How to Use These Headers on Your Site

  1. Decide which headers make sense for *your site.* If you don't use geolocation or video, you can tighten `Permissions-Policy` a lot.
  2. Test in staging before pushing live. Some CSP rules can break functionality (like inline scripts or third-party embeds).
  3. Use browser dev tools / online testers (e.g. security-headers) to check what's already being sent and where you need improvements.
  4. Make sure you monitor / update over time. Security needs evolve. Don't just "set and forget."

Real-Life Example: .htaccess for Apache

Here's a working sample you can drop into your `.htaccess`. It sets up a baseline of strong headers that are generally safe for most sites. Tweak as needed.


# BEGIN Security Headers

# Force HTTPS & prevent protocol downgrade
Header always set Strict-Transport-Security "max-age=31536000; includeSubDomains; preload"

# Prevent framing
Header always set X-Frame-Options "SAMEORIGIN"

# Control content sources (scripts, styles, images, etc.)
Header always set Content-Security-Policy "default-src 'self'; script-src 'self' 'unsafe-inline' https://cdnjs.cloudflare.com; 
style-src 'self' 'unsafe-inline'; img-src 'self' data:; font-src 'self'; object-src 'none'; frame-ancestors 'self';"

# Prevent MIME-sniffing
Header always set X-Content-Type-Options "nosniff"

# Referrer policy for privacy
Header always set Referrer-Policy "strict-origin-when-cross-origin"

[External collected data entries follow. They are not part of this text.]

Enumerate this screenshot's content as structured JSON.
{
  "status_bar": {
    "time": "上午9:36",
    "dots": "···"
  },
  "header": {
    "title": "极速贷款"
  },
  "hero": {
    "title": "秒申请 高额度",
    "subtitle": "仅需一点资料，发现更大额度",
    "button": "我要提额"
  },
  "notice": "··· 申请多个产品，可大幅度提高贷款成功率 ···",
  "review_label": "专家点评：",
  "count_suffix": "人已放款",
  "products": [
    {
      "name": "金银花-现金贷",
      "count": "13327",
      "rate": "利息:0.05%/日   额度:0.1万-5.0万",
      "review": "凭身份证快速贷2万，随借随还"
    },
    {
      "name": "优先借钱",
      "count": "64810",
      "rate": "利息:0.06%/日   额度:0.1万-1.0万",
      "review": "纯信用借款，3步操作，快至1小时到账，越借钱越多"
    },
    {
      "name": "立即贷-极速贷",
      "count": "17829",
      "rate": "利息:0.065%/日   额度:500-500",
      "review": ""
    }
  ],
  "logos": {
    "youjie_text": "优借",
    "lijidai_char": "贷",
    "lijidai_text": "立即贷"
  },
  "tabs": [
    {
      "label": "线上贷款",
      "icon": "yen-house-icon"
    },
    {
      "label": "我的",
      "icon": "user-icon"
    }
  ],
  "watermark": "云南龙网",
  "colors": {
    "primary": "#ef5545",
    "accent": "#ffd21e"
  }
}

# Permissions policy (disable features you don't need)
Header always set Permissions-Policy "geolocation=(), microphone=(), camera=(), fullscreen=(), interest-cohort=()"

# Cross-origin policies
Header always set Cross-Origin-Resource-Policy "same-origin"
Header always set Cross-Origin-Embedder-Policy "require-corp"
Header always set Cross-Origin-Opener-Policy "same-origin"

# Caching control (for sensitive pages, adjust separately if needed)
<IfModule mod_headers.c>
 <FilesMatch "\.(html|php)$">
 
Header always set Cache-Control "no-cache, no-store, must-revalidate"
 
Header always set Pragma "no-cache"
 </FilesMatch>
</IfModule> 


# Optional: hide server version / software info
# Header unset Server
# (or configure your server to not send it at all)

# END Security Headers

Note: If you have third-party embeds (iframes, widgets), or external scripts/styles/fonts, you'll need to adjust either the CSP or the CORP/COEP settings so you don't break functionality. Always test after implementing.